Dwolla, Inc
- Company type: Private
- Website type: Online payment system
- Headquarters: Des Moines, Iowa, United States
- Founders: Ben Milne (CEO); Shane Neuerburg (CTO);
- Employees: 75 (2015)
- Website: www.dwolla.com
- Registration: Required (can be done through API)
- Users: 500,000 (Fall 2013)
- Launched: December 1, 2010
- Current status: Active

= Dwolla =

American e-commerce company

Dwolla /dəˈwɑːlə/ is a United States-only fintech company that provides businesses with a connection to the ACH Network or RTP Network (Clearing House’s privately owned real-time payments network).

==History==
The company was founded in 2008 in Iowa by Ben Milne and Shane Neuerburg. After raising $1.31 million in funding, Dwolla launched in the United States in December 2010 to a few small banks and retailers.

By June 2011, Dwolla had grown to 15 employees, 20,000 users, and $1 million in weekly processing volume.

Dwolla has about 650 clients and about 30 million users. It processed about $45 billion in payments in 2022, up from $30 billion in 2021 and $20 billion in 2019. About 80% of its clients are small businesses.

Dwolla provides a white label service consisting of APIs to use the ACH system and white label services expanded from payouts to include instant bank authorization for debiting bank accounts

===FiSync===
On May 25, 2011, Dwolla released its FiSync integration, which aims to allow instantaneous transactions instead of the typical 2–3 day of the ACH Network transactions. As of June 2011, Dwolla had 11 financial institutions signed on, providing access to 600,000 potential customers. Dwolla quietly discontinued FiSync on January 31, 2017.

===Government payments===
As of April 2013, the Iowa Department of Revenue allows businesses that pay cigarette stamp taxes to use Dwolla as a method of payment. Iowa Governor Terry Branstad announced on January 6, 2014 that the state will expand the partnership to allow customers of Iowa Department of Transportation to pay fuel tax and vehicle registration costs online using the service.

In February 2015, the US Treasury Department's Bureau of Fiscal Service added Dwolla to the system which allows US Federal agencies to issue and receive electronic payments.

===Inadequate security practices===
On February 27, 2016, the Consumer Financial Protection Bureau (CFPB) released its first data security-related enforcement action against Dwolla, Inc.

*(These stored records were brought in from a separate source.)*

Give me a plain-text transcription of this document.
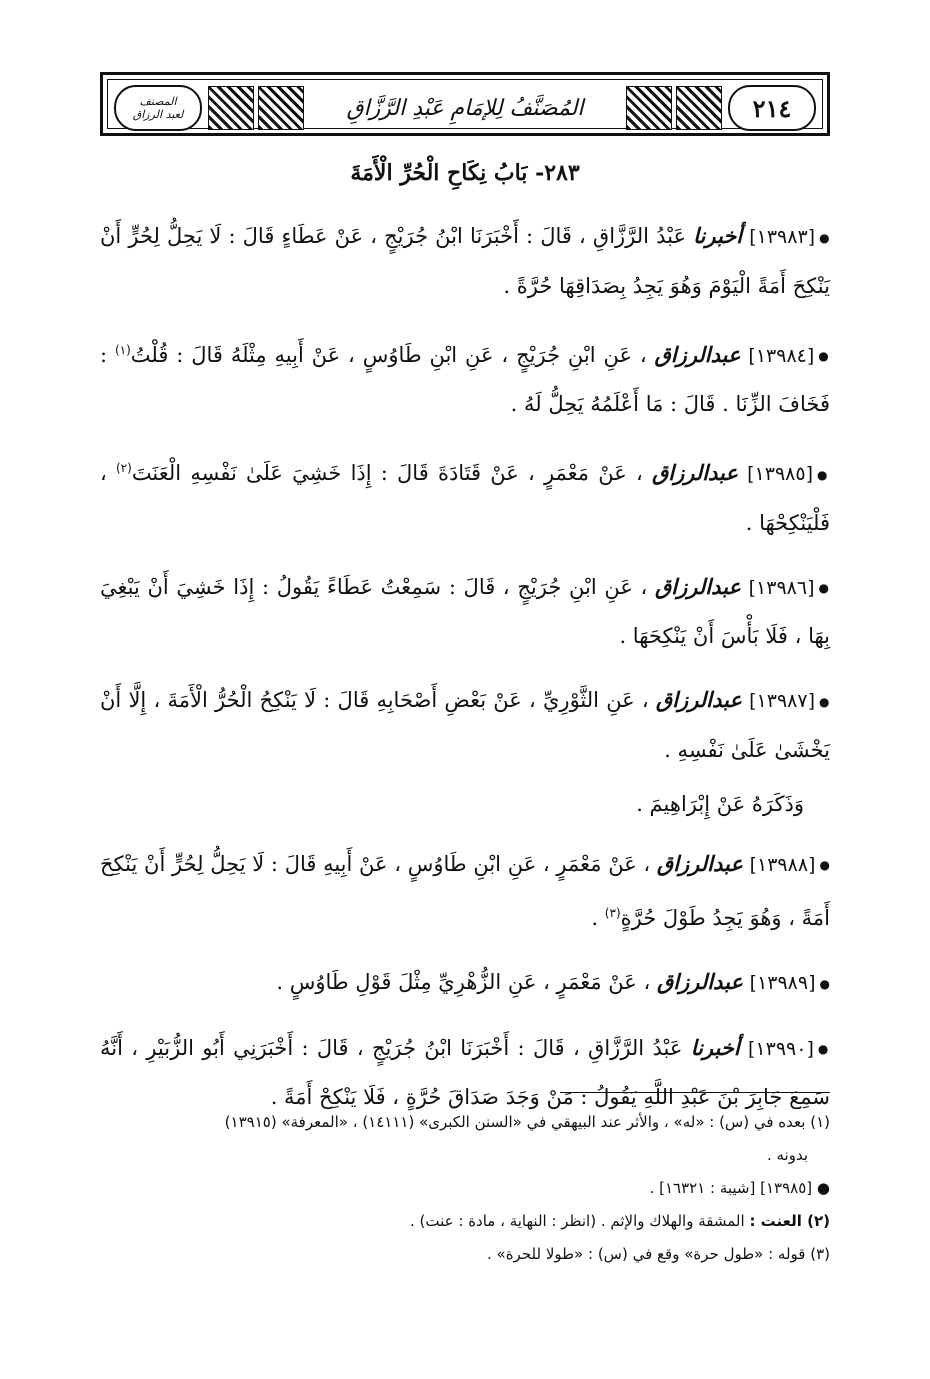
٢١٤
المُصَنَّفُ لِلإمَامِ عَبْدِ الرَّزَّاقِ
المصنف
لعبد الرزاق
٢٨٣- بَابُ نِكَاحِ الْحُرِّ الْأَمَةَ

●[١٣٩٨٣] أخبرنا عَبْدُ الرَّزَّاقِ ، قَالَ : أَخْبَرَنَا ابْنُ جُرَيْجٍ ، عَنْ عَطَاءٍ قَالَ : لَا يَحِلُّ لِحُرٍّ أَنْ يَنْكِحَ أَمَةً الْيَوْمَ وَهُوَ يَجِدُ بِصَدَاقِهَا حُرَّةً .

●[١٣٩٨٤] عبدالرزاق ، عَنِ ابْنِ جُرَيْجٍ ، عَنِ ابْنِ طَاوُسٍ ، عَنْ أَبِيهِ مِثْلَهُ قَالَ : قُلْتُ$^{(١)}$ : فَخَافَ الزِّنَا . قَالَ : مَا أَعْلَمُهُ يَحِلُّ لَهُ .

●[١٣٩٨٥] عبدالرزاق ، عَنْ مَعْمَرٍ ، عَنْ قَتَادَةَ قَالَ : إِذَا خَشِيَ عَلَىٰ نَفْسِهِ الْعَنَتَ$^{(٢)}$ ، فَلْيَنْكِحْهَا .

●[١٣٩٨٦] عبدالرزاق ، عَنِ ابْنِ جُرَيْجٍ ، قَالَ : سَمِعْتُ عَطَاءً يَقُولُ : إِذَا خَشِيَ أَنْ يَبْغِيَ بِهَا ، فَلَا بَأْسَ أَنْ يَنْكِحَهَا .

●[١٣٩٨٧] عبدالرزاق ، عَنِ الثَّوْرِيِّ ، عَنْ بَعْضِ أَصْحَابِهِ قَالَ : لَا يَنْكِحُ الْحُرُّ الْأَمَةَ ، إِلَّا أَنْ يَخْشَىٰ عَلَىٰ نَفْسِهِ .

وَذَكَرَهُ عَنْ إِبْرَاهِيمَ .

●[١٣٩٨٨] عبدالرزاق ، عَنْ مَعْمَرٍ ، عَنِ ابْنِ طَاوُسٍ ، عَنْ أَبِيهِ قَالَ : لَا يَحِلُّ لِحُرٍّ أَنْ يَنْكِحَ أَمَةً ، وَهُوَ يَجِدُ طَوْلَ حُرَّةٍ$^{(٣)}$ .

●[١٣٩٨٩] عبدالرزاق ، عَنْ مَعْمَرٍ ، عَنِ الزُّهْرِيِّ مِثْلَ قَوْلِ طَاوُسٍ .

●[١٣٩٩٠] أخبرنا عَبْدُ الرَّزَّاقِ ، قَالَ : أَخْبَرَنَا ابْنُ جُرَيْجٍ ، قَالَ : أَخْبَرَنِي أَبُو الزُّبَيْرِ ، أَنَّهُ سَمِعَ جَابِرَ بْنَ عَبْدِ اللَّهِ يَقُولُ : مَنْ وَجَدَ صَدَاقَ حُرَّةٍ ، فَلَا يَنْكِحْ أَمَةً .

(١) بعده في (س) : «له» ، والأثر عند البيهقي في «السنن الكبرى» (١٤١١١) ، «المعرفة» (١٣٩١٥)

بدونه .

● [١٣٩٨٥] [شيبة : ١٦٣٢١] .

(٢) العنت : المشقة والهلاك والإثم . (انظر : النهاية ، مادة : عنت) .

(٣) قوله : «طول حرة» وقع في (س) : «طولا للحرة» .
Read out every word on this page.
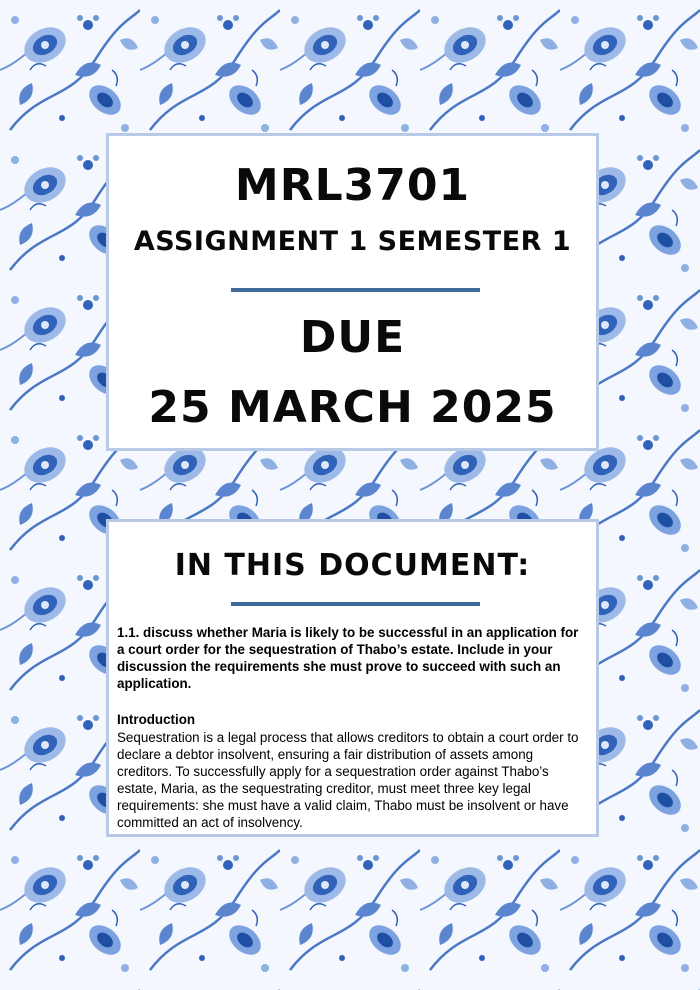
MRL3701
ASSIGNMENT 1 SEMESTER 1
DUE
25 MARCH 2025
IN THIS DOCUMENT:
1.1. discuss whether Maria is likely to be successful in an application for a court order for the sequestration of Thabo’s estate. Include in your discussion the requirements she must prove to succeed with such an application.
Introduction
Sequestration is a legal process that allows creditors to obtain a court order to declare a debtor insolvent, ensuring a fair distribution of assets among creditors. To successfully apply for a sequestration order against Thabo’s estate, Maria, as the sequestrating creditor, must meet three key legal requirements: she must have a valid claim, Thabo must be insolvent or have committed an act of insolvency.
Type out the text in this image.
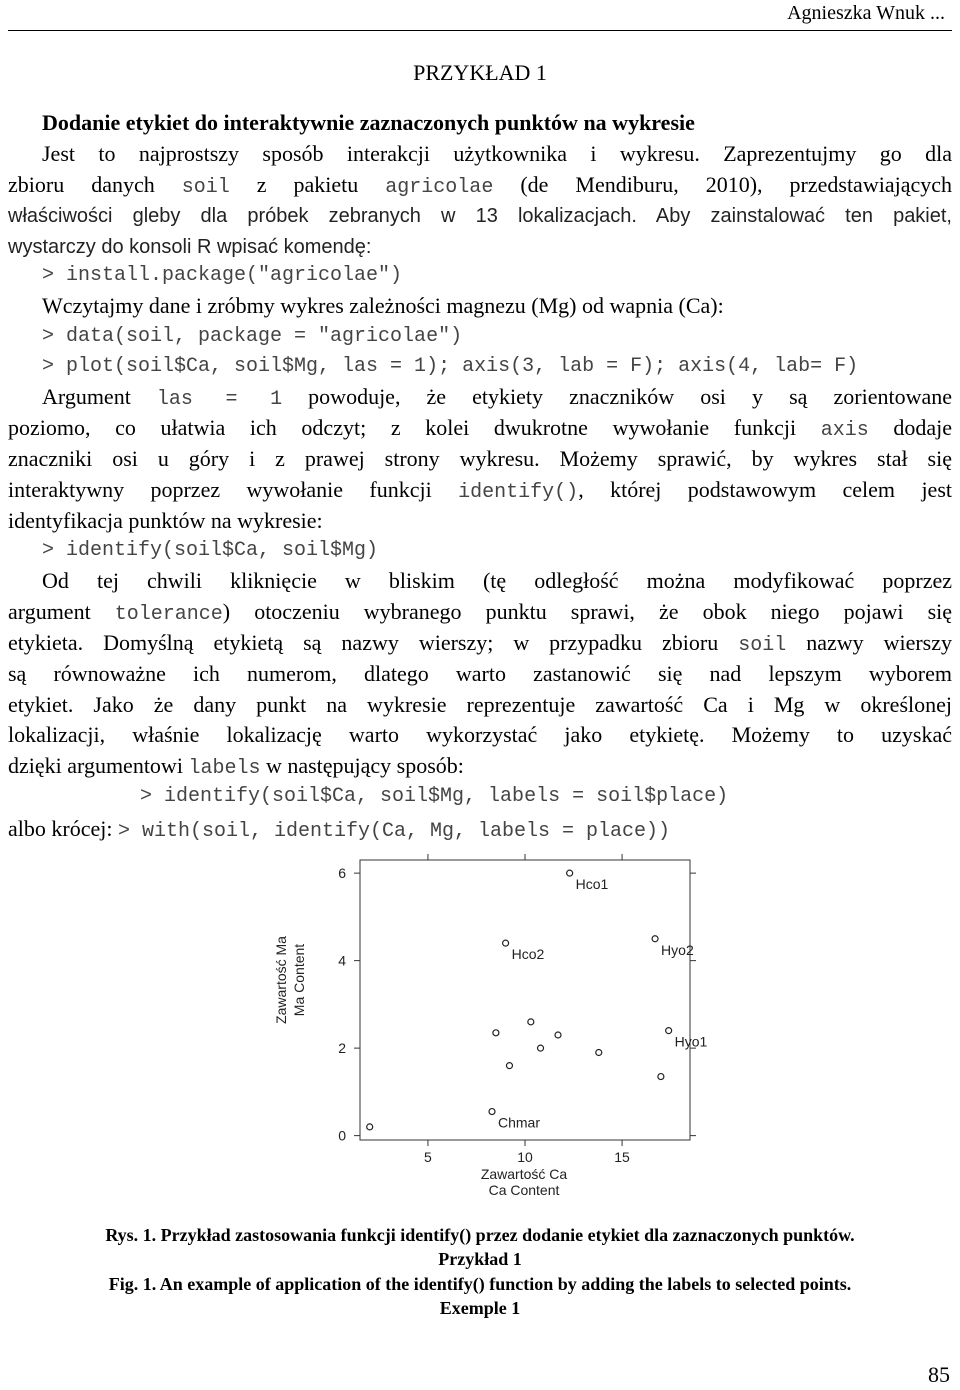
Agnieszka Wnuk ...
PRZYKŁAD 1
Dodanie etykiet do interaktywnie zaznaczonych punktów na wykresie
Jest to najprostszy sposób interakcji użytkownika i wykresu. Zaprezentujmy go dla
zbioru danych soil z pakietu agricolae (de Mendiburu, 2010), przedstawiających
właściwości gleby dla próbek zebranych w 13 lokalizacjach. Aby zainstalować ten pakiet,
wystarczy do konsoli R wpisać komendę:
> install.package("agricolae")
Wczytajmy dane i zróbmy wykres zależności magnezu (Mg) od wapnia (Ca):
> data(soil, package = "agricolae")
> plot(soil$Ca, soil$Mg, las = 1); axis(3, lab = F); axis(4, lab= F)
Argument las = 1 powoduje, że etykiety znaczników osi y są zorientowane
poziomo, co ułatwia ich odczyt; z kolei dwukrotne wywołanie funkcji axis dodaje
znaczniki osi u góry i z prawej strony wykresu. Możemy sprawić, by wykres stał się
interaktywny poprzez wywołanie funkcji identify(), której podstawowym celem jest
identyfikacja punktów na wykresie:
> identify(soil$Ca, soil$Mg)
Od tej chwili kliknięcie w bliskim (tę odległość można modyfikować poprzez
argument tolerance) otoczeniu wybranego punktu sprawi, że obok niego pojawi się
etykieta. Domyślną etykietą są nazwy wierszy; w przypadku zbioru soil nazwy wierszy
są równoważne ich numerom, dlatego warto zastanowić się nad lepszym wyborem
etykiet. Jako że dany punkt na wykresie reprezentuje zawartość Ca i Mg w określonej
lokalizacji, właśnie lokalizację warto wykorzystać jako etykietę. Możemy to uzyskać
dzięki argumentowi labels w następujący sposób:
> identify(soil$Ca, soil$Mg, labels = soil$place)
albo krócej: > with(soil, identify(Ca, Mg, labels = place))
0
2
4
6
5	10	15
Chmar
Hco1
Hco2	Hyo2
Hyo1
Zawartość Ma Ma Content
Zawartość Ca
Ca Content
Rys. 1. Przykład zastosowania funkcji identify() przez dodanie etykiet dla zaznaczonych punktów.
Przykład 1
Fig. 1. An example of application of the identify() function by adding the labels to selected points.
Exemple 1
85
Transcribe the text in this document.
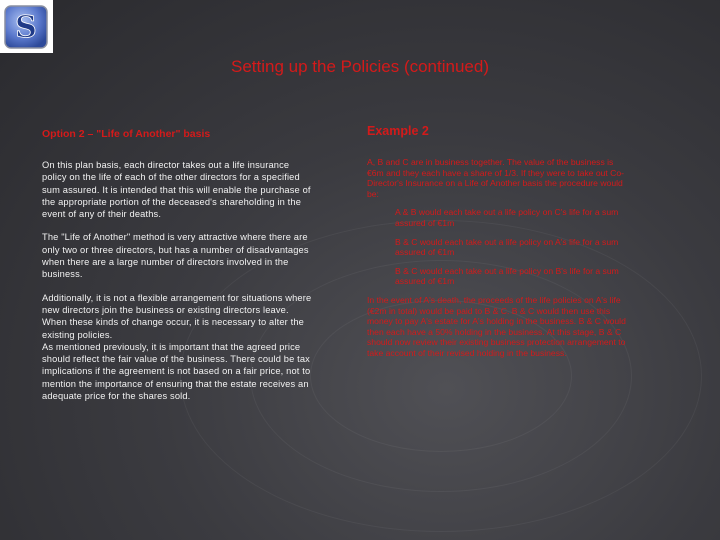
S
Setting up the Policies (continued)
Option 2 – "Life of Another" basis

On this plan basis, each director takes out a life insurance policy on the life of each of the other directors for a specified sum assured. It is intended that this will enable the purchase of the appropriate portion of the deceased's shareholding in the event of any of their deaths.

The "Life of Another" method is very attractive where there are only two or three directors, but has a number of disadvantages when there are a large number of directors involved in the business.

Additionally, it is not a flexible arrangement for situations where new directors join the business or existing directors leave. When these kinds of change occur, it is necessary to alter the existing policies.

As mentioned previously, it is important that the agreed price should reflect the fair value of the business. There could be tax implications if the agreement is not based on a fair price, not to mention the importance of ensuring that the estate receives an adequate price for the shares sold.

Example 2

A, B and C are in business together. The value of the business is €6m and they each have a share of 1/3. If they were to take out Co-Director's Insurance on a Life of Another basis the procedure would be:

A & B would each take out a life policy on C's life for a sum assured of €1m

B & C would each take out a life policy on A's life for a sum assured of €1m

B & C would each take out a life policy on B's life for a sum assured of €1m

In the event of A's death, the proceeds of the life policies on A's life (€2m in total) would be paid to B & C. B & C would then use this money to pay A's estate for A's holding in the business. B & C would then each have a 50% holding in the business. At this stage, B & C should now review their existing business protection arrangement to take account of their revised holding in the business.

Relying on its UDAAP-related authority, the CFPB alleged that Dwolla failed to maintain adequate data security practices despite representations made on the company website and in communications with consumers that the company has implemented practices that exceed industry standards. Among other requirements, Dwolla has agreed to settle and must cease making any misrepresentations about its data security practices.

=== The Dwolla Platform ===
In 2016, Dwolla became a B2B SaaS company, selling its payment software directly to businesses so they can offer their customers bank transfers as a payment option in addition to credit cards. Since 2016, the Dwolla Platform has added new features along with real-time payments, push-to-debit payments and Same Day ACH credits or debits.